Lund, the bald-headed man, and Tom Snipe left the lecture hall, and the three of them made their way through the gaslit streets of London. They walked quite a distance.

“If you please, sir,” Tom Snipe said to Lund, “if our way is to be as long as this gentleman is tall, then the laws of friction dictate that we will wear down the soles of our shoes to nothing.”

The two gentlemen gave Tom Snipe’s words ten minutes’ thought, and, finding them not without wit, laughed out loud.

“With whom, may I ask, do I have the honor of sharing a good laugh?” Lund asked the bald-headed gentleman.
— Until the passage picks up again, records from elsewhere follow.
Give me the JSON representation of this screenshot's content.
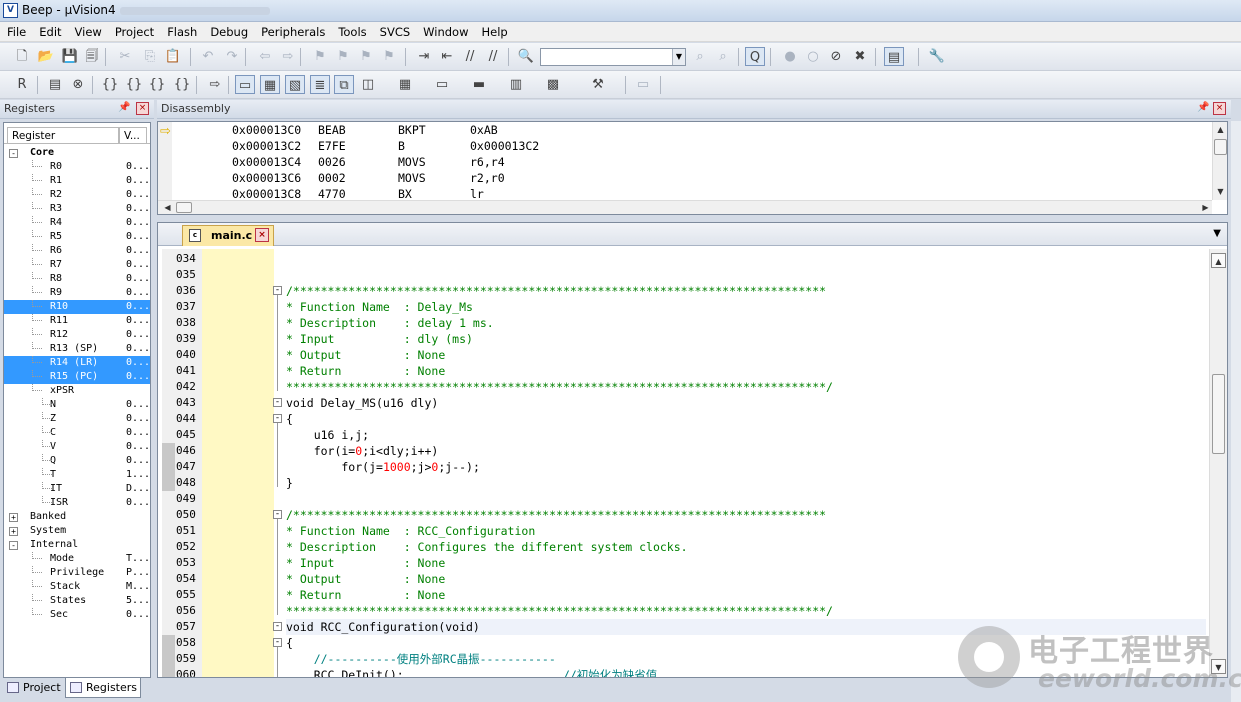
{
  "window": {
    "title": "Beep  -  µVision4",
    "icon": "uvision-app-icon"
  },
  "menu": [
    "File",
    "Edit",
    "View",
    "Project",
    "Flash",
    "Debug",
    "Peripherals",
    "Tools",
    "SVCS",
    "Window",
    "Help"
  ],
  "toolbar1": {
    "icons": [
      "new-file-icon",
      "open-folder-icon",
      "save-icon",
      "save-all-icon",
      "cut-icon",
      "copy-icon",
      "paste-icon",
      "undo-icon",
      "redo-icon",
      "nav-back-icon",
      "nav-forward-icon",
      "bookmark-icon",
      "bookmark-prev-icon",
      "bookmark-next-icon",
      "bookmark-clear-icon",
      "indent-icon",
      "unindent-icon",
      "comment-icon",
      "uncomment-icon",
      "find-in-files-icon",
      "find-icon",
      "incremental-find-icon",
      "debug-session-icon",
      "insert-breakpoint-icon",
      "enable-breakpoint-icon",
      "disable-breakpoints-icon",
      "kill-breakpoints-icon",
      "project-window-icon",
      "configure-icon"
    ],
    "search_value": ""
  },
  "toolbar2": {
    "icons": [
      "reset-icon",
      "run-icon",
      "stop-icon",
      "step-into-icon",
      "step-over-icon",
      "step-out-icon",
      "run-to-cursor-icon",
      "show-next-statement-icon",
      "command-window-icon",
      "disassembly-window-icon",
      "symbols-window-icon",
      "registers-window-icon",
      "call-stack-icon",
      "watch-window-icon",
      "memory-window-icon",
      "serial-window-icon",
      "analysis-window-icon",
      "trace-window-icon",
      "system-viewer-icon",
      "toolbox-icon",
      "debug-restore-icon"
    ]
  },
  "registers_panel": {
    "title": "Registers",
    "columns": [
      "Register",
      "V..."
    ],
    "rows": [
      {
        "name": "Core",
        "value": "",
        "level": 0,
        "expand": "-",
        "selected": false,
        "bold": true
      },
      {
        "name": "R0",
        "value": "0...",
        "level": 1,
        "selected": false
      },
      {
        "name": "R1",
        "value": "0...",
        "level": 1,
        "selected": false
      },
      {
        "name": "R2",
        "value": "0...",
        "level": 1,
        "selected": false
      },
      {
        "name": "R3",
        "value": "0...",
        "level": 1,
        "selected": false
      },
      {
        "name": "R4",
        "value": "0...",
        "level": 1,
        "selected": false
      },
      {
        "name": "R5",
        "value": "0...",
        "level": 1,
        "selected": false
      },
      {
        "name": "R6",
        "value": "0...",
        "level": 1,
        "selected": false
      },
      {
        "name": "R7",
        "value": "0...",
        "level": 1,
        "selected": false
      },
      {
        "name": "R8",
        "value": "0...",
        "level": 1,
        "selected": false
      },
      {
        "name": "R9",
        "value": "0...",
        "level": 1,
        "selected": false
      },
      {
        "name": "R10",
        "value": "0...",
        "level": 1,
        "selected": true
      },
      {
        "name": "R11",
        "value": "0...",
        "level": 1,
        "selected": false
      },
      {
        "name": "R12",
        "value": "0...",
        "level": 1,
        "selected": false
      },
      {
        "name": "R13 (SP)",
        "value": "0...",
        "level": 1,
        "selected": false
      },
      {
        "name": "R14 (LR)",
        "value": "0...",
        "level": 1,
        "selected": true
      },
      {
        "name": "R15 (PC)",
        "value": "0...",
        "level": 1,
        "selected": true
      },
      {
        "name": "xPSR",
        "value": "",
        "level": 1,
        "selected": false
      },
      {
        "name": "N",
        "value": "0...",
        "level": 2,
        "selected": false
      },
      {
        "name": "Z",
        "value": "0...",
        "level": 2,
        "selected": false
      },
      {
        "name": "C",
        "value": "0...",
        "level": 2,
        "selected": false
      },
      {
        "name": "V",
        "value": "0...",
        "level": 2,
        "selected": false
      },
      {
        "name": "Q",
        "value": "0...",
        "level": 2,
        "selected": false
      },
      {
        "name": "T",
        "value": "1...",
        "level": 2,
        "selected": false
      },
      {
        "name": "IT",
        "value": "D...",
        "level": 2,
        "selected": false
      },
      {
        "name": "ISR",
        "value": "0...",
        "level": 2,
        "selected": false
      },
      {
        "name": "Banked",
        "value": "",
        "level": 0,
        "expand": "+",
        "selected": false
      },
      {
        "name": "System",
        "value": "",
        "level": 0,
        "expand": "+",
        "selected": false
      },
      {
        "name": "Internal",
        "value": "",
        "level": 0,
        "expand": "-",
        "selected": false
      },
      {
        "name": "Mode",
        "value": "T...",
        "level": 1,
        "selected": false
      },
      {
        "name": "Privilege",
        "value": "P...",
        "level": 1,
        "selected": false
      },
      {
        "name": "Stack",
        "value": "M...",
        "level": 1,
        "selected": false
      },
      {
        "name": "States",
        "value": "5...",
        "level": 1,
        "selected": false
      },
      {
        "name": "Sec",
        "value": "0...",
        "level": 1,
        "selected": false
      }
    ],
    "tabs": [
      {
        "label": "Project",
        "active": false
      },
      {
        "label": "Registers",
        "active": true
      }
    ]
  },
  "disassembly": {
    "title": "Disassembly",
    "lines": [
      {
        "addr": "0x000013C0",
        "code": "BEAB",
        "mnem": "BKPT",
        "ops": "0xAB"
      },
      {
        "addr": "0x000013C2",
        "code": "E7FE",
        "mnem": "B",
        "ops": "0x000013C2"
      },
      {
        "addr": "0x000013C4",
        "code": "0026",
        "mnem": "MOVS",
        "ops": "r6,r4"
      },
      {
        "addr": "0x000013C6",
        "code": "0002",
        "mnem": "MOVS",
        "ops": "r2,r0"
      },
      {
        "addr": "0x000013C8",
        "code": "4770",
        "mnem": "BX",
        "ops": "lr"
      }
    ]
  },
  "editor": {
    "tab": "main.c",
    "lines": [
      {
        "n": "034",
        "parts": []
      },
      {
        "n": "035",
        "parts": []
      },
      {
        "n": "036",
        "parts": [
          {
            "t": "/*****************************************************************************",
            "c": "cm"
          }
        ]
      },
      {
        "n": "037",
        "parts": [
          {
            "t": "* Function Name  : Delay_Ms",
            "c": "cm"
          }
        ]
      },
      {
        "n": "038",
        "parts": [
          {
            "t": "* Description    : delay 1 ms.",
            "c": "cm"
          }
        ]
      },
      {
        "n": "039",
        "parts": [
          {
            "t": "* Input          : dly (ms)",
            "c": "cm"
          }
        ]
      },
      {
        "n": "040",
        "parts": [
          {
            "t": "* Output         : None",
            "c": "cm"
          }
        ]
      },
      {
        "n": "041",
        "parts": [
          {
            "t": "* Return         : None",
            "c": "cm"
          }
        ]
      },
      {
        "n": "042",
        "parts": [
          {
            "t": "******************************************************************************/",
            "c": "cm"
          }
        ]
      },
      {
        "n": "043",
        "parts": [
          {
            "t": "void Delay_MS(u16 dly)",
            "c": "kw"
          }
        ]
      },
      {
        "n": "044",
        "parts": [
          {
            "t": "{",
            "c": "kw"
          }
        ]
      },
      {
        "n": "045",
        "parts": [
          {
            "t": "    u16 i,j;",
            "c": "kw"
          }
        ]
      },
      {
        "n": "046",
        "parts": [
          {
            "t": "    for(i=",
            "c": "kw"
          },
          {
            "t": "0",
            "c": "num"
          },
          {
            "t": ";i<dly;i++)",
            "c": "kw"
          }
        ]
      },
      {
        "n": "047",
        "parts": [
          {
            "t": "        for(j=",
            "c": "kw"
          },
          {
            "t": "1000",
            "c": "num"
          },
          {
            "t": ";j>",
            "c": "kw"
          },
          {
            "t": "0",
            "c": "num"
          },
          {
            "t": ";j--);",
            "c": "kw"
          }
        ]
      },
      {
        "n": "048",
        "parts": [
          {
            "t": "}",
            "c": "kw"
          }
        ]
      },
      {
        "n": "049",
        "parts": []
      },
      {
        "n": "050",
        "parts": [
          {
            "t": "/*****************************************************************************",
            "c": "cm"
          }
        ]
      },
      {
        "n": "051",
        "parts": [
          {
            "t": "* Function Name  : RCC_Configuration",
            "c": "cm"
          }
        ]
      },
      {
        "n": "052",
        "parts": [
          {
            "t": "* Description    : Configures the different system clocks.",
            "c": "cm"
          }
        ]
      },
      {
        "n": "053",
        "parts": [
          {
            "t": "* Input          : None",
            "c": "cm"
          }
        ]
      },
      {
        "n": "054",
        "parts": [
          {
            "t": "* Output         : None",
            "c": "cm"
          }
        ]
      },
      {
        "n": "055",
        "parts": [
          {
            "t": "* Return         : None",
            "c": "cm"
          }
        ]
      },
      {
        "n": "056",
        "parts": [
          {
            "t": "******************************************************************************/",
            "c": "cm"
          }
        ]
      },
      {
        "n": "057",
        "parts": [
          {
            "t": "void RCC_Configuration(void)",
            "c": "kw"
          }
        ]
      },
      {
        "n": "058",
        "parts": [
          {
            "t": "{",
            "c": "kw"
          }
        ]
      },
      {
        "n": "059",
        "parts": [
          {
            "t": "    //----------使用外部RC晶振-----------",
            "c": "ch"
          }
        ]
      },
      {
        "n": "060",
        "parts": [
          {
            "t": "    RCC_DeInit();                       ",
            "c": "kw"
          },
          {
            "t": "//初始化为缺省值",
            "c": "ch"
          }
        ]
      }
    ]
  },
  "watermark": {
    "line1": "电子工程世界",
    "line2": "eeworld.com.cn"
  }
}
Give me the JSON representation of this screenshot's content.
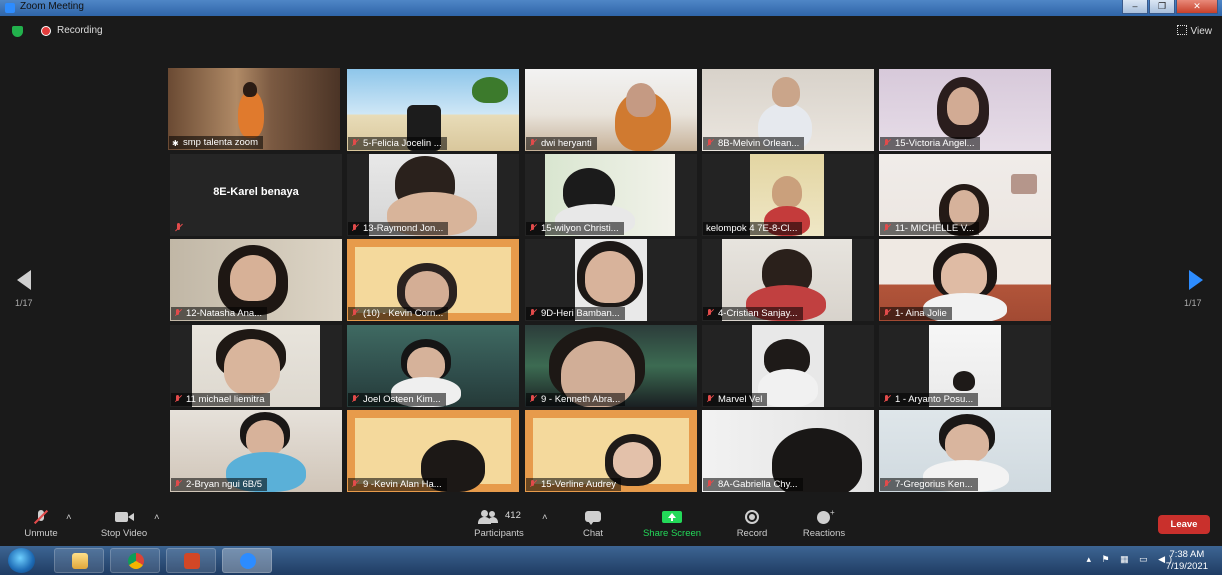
{
  "window": {
    "title": "Zoom Meeting",
    "controls": [
      "–",
      "❐",
      "✕"
    ]
  },
  "topbar": {
    "recording_label": "Recording",
    "view_label": "View"
  },
  "paging": {
    "left": "1/17",
    "right": "1/17"
  },
  "participants": [
    "smp talenta zoom",
    "5-Felicia Jocelin ...",
    "dwi heryanti",
    "8B-Melvin Orlean...",
    "15-Victoria Angel...",
    "8E-Karel benaya",
    "13-Raymond Jon...",
    "15-wilyon Christi...",
    "kelompok 4 7E-8-Cl...",
    "11- MICHELLE V...",
    "12-Natasha Ana...",
    "(10) - Kevin Corn...",
    "9D-Heri Bamban...",
    "4-Cristian Sanjay...",
    "1- Aina Jolie",
    "11 michael liemitra",
    "Joel Osteen Kim...",
    "9 - Kenneth Abra...",
    "Marvel Vel",
    "1 - Aryanto Posu...",
    "2-Bryan ngui 6B/5",
    "9 -Kevin Alan Ha...",
    "15-Verline Audrey",
    "8A-Gabriella Chy...",
    "7-Gregorius Ken..."
  ],
  "toolbar": {
    "unmute": "Unmute",
    "stop_video": "Stop Video",
    "participants": "Participants",
    "participants_count": "412",
    "chat": "Chat",
    "share_screen": "Share Screen",
    "record": "Record",
    "reactions": "Reactions",
    "leave": "Leave"
  },
  "taskbar": {
    "time": "7:38 AM",
    "date": "7/19/2021"
  },
  "colors": {
    "active_border": "#d7e33a",
    "share_green": "#23d959",
    "leave_red": "#c9302c",
    "muted_red": "#e24b4b"
  }
}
“You have the honor of walking, laughing, and conversing with a member of every geographical, archaeological, and ethnographical society in the world, doctor of all past and present fields of science, member of the Moscow Arts Circle, honorary trustee of the Southampton School of Bovine Obstetrics, subscriber to The Illustrated Devil, professor of greenish-yellow wizardry and introductory gastronomy at the future University of New Zealand, and director of the Anonymous Observatory, William Dunderheadus. I, sir, am taking you to . . .”—John Lund and Tom Snipe bent their knees in reverence before the great man of whom they had heard so much, and bowed respectfully—“I am taking you, sir, to my observatory, which is located twenty miles from here. I, sir, need a partner for an enterprise, the meaning of which you will only be able to grasp using both hemispheres of your brain. My choice fell upon you. But after a forty-hour talk, I doubt that you will be in a condition to enter any kind of conversation, and I, sir, love nothing more than my telescope and lasting silence. Your manservant’s tongue, I hope, will follow your command.